Santa Cruz Sentinel: New Documentary ‘Dying To Know’ Explores Death Through Eyes of Timothy Leary and Ram Dass

Summary: The Santa Cruz Sentinel highlights Dying to Know: Film and Discussion with MAPS on December 14, 2014. Over 600 attendees filled the sold-out Rio Theatre in Santa Cruz, Calif., for a screening of Dying to Know, a biographical documentary about Timothy Leary and Ram Dass’ thoughts on death, followed by a lecture from MAPS Founder Rick Doblin, Ph.D., and Phil Wolfson, M.D., about MAPS’ new study into MDMA-assisted psychotherapy for life-threatening illness anxiety. “I created this film really to have a deeper conversation about how to approach the end of life, which is a conversation a lot of people really want,” explains Dying to Know director Gay Dillingham, who spoke at the screening.

Originally appearing here.

Death is like the sun — it illuminates everything around us, yet it’s painful and difficult to look directly at it.

To comprehend the mysteries of death, we need interpreters. And for the baby boomer generation, there may be no better interpreters than Timothy Leary and Ram Dass, the one-time Harvard colleagues who each became icons of the consciousness revolution of the 1960s.

The relationship of the two men and how they both approach death is the subject of a new film titled “Dying to Know: Ram Dass & Timothy Leary,” which will be screened Sunday at the Rio Theatre, as a benefit for the Santa Cruz-based organization Multidisciplinary Association for Psychedelic Studies (MAPS).

The film works both as a biographical portrait of Leary and Ram Dass, formerly known as Richard Alpert, and as an examination of how the psychedelic experimentation that the two men pioneered has led to a re-evaluation of the meaning of death. The film is narrated by Robert Redford.

Leary died in 1996 from prostate cancer and, the year before, filmmaker Gay Dillingham had arranged a meeting between Leary and Ram Dass, who is still alive at 83, though he did suffer a major stroke less than a year after Leary’s death.

That conversation between the two old friends is the basis for the film that also features interviews with such prominent counter-culture figures as Andrew Weil, John Perry Barlow, Huston Smith and Ralph Metzner.

“I was born in the mid 1960s,” said Dillingham, “so I had always felt that I had been handed down these caricatures of who these men were, and I knew (the images) that what we were all seeing (in popular culture) was not the real people.”

Leary was an enormously famous and controversial figure in the 1960s as pop culture’s pied piper for the psychedelic revolution, admired and reviled for his various stunts and culture hacks, all in the name of enlightened self-knowledge through psychedelic drugs. Ram Dass took a more spiritual path, but also became immensely popular largely for writing the iconic book of the era, “Be Here Now.”

 

By the time Dillingham had set up her camera to record the meeting between Leary and Ram Dass, Leary had been diagnosed with cancer and was talking openly about his eagerness to die on his own terms.

“I created this film really to have a deeper conversation about how to approach the end of life, which is a conversation a lot of people really want,” she said.

The film comes to town to benefit MAPS, the locally based organization that sponsors research and clinical trials on the potential beneficial use of psychedelic agents. Founded 28 years ago, MAPS helps provide a legal context for the therapeutic use of psychedelic drugs for such conditions as post-traumatic stress, social anxiety and the anxieties associated with impending death for the terminally ill.

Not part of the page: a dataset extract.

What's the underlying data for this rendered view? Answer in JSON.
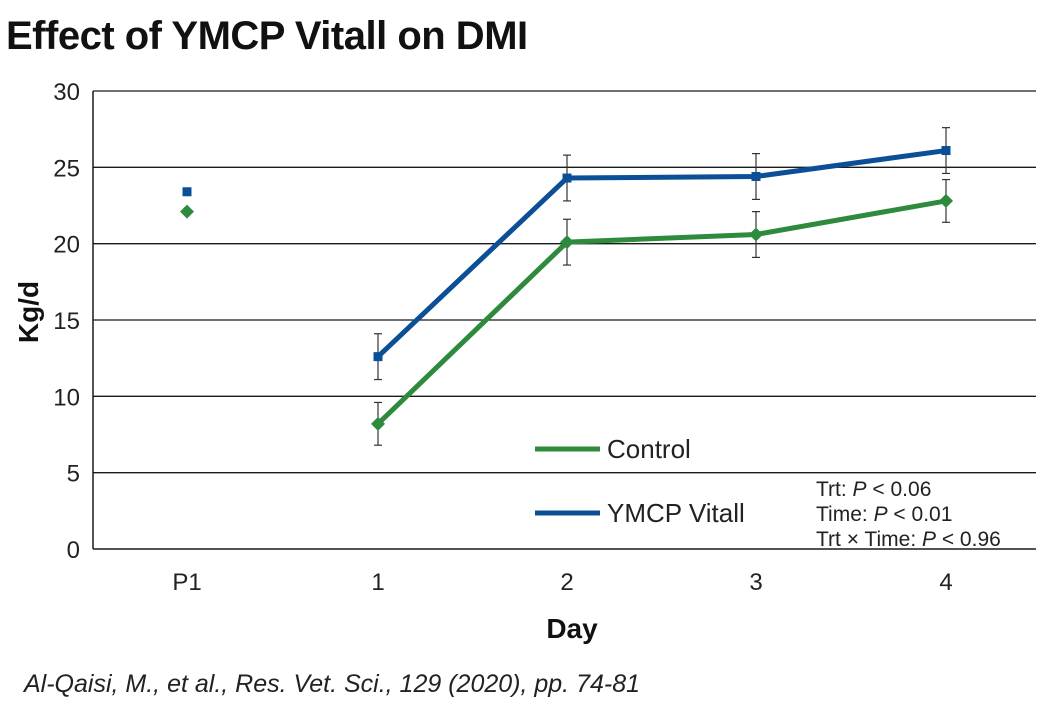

“It’s really about safe and beneficial use,” said Virginia Wright, the director of development at MAPS, which also administers “harm reduction” areas at music and arts festivals for people who need supervision. The organization is currently sponsoring a study on the effect of the psychoactive drug MDMA on PTSD and end-of-life anxiety.

The film screening will be followed by a Q-and-A featuring filmmaker Dillingham and the founder/executive director of MAPS Rick Doblin, as well as psychotherapist Phil Wolfson.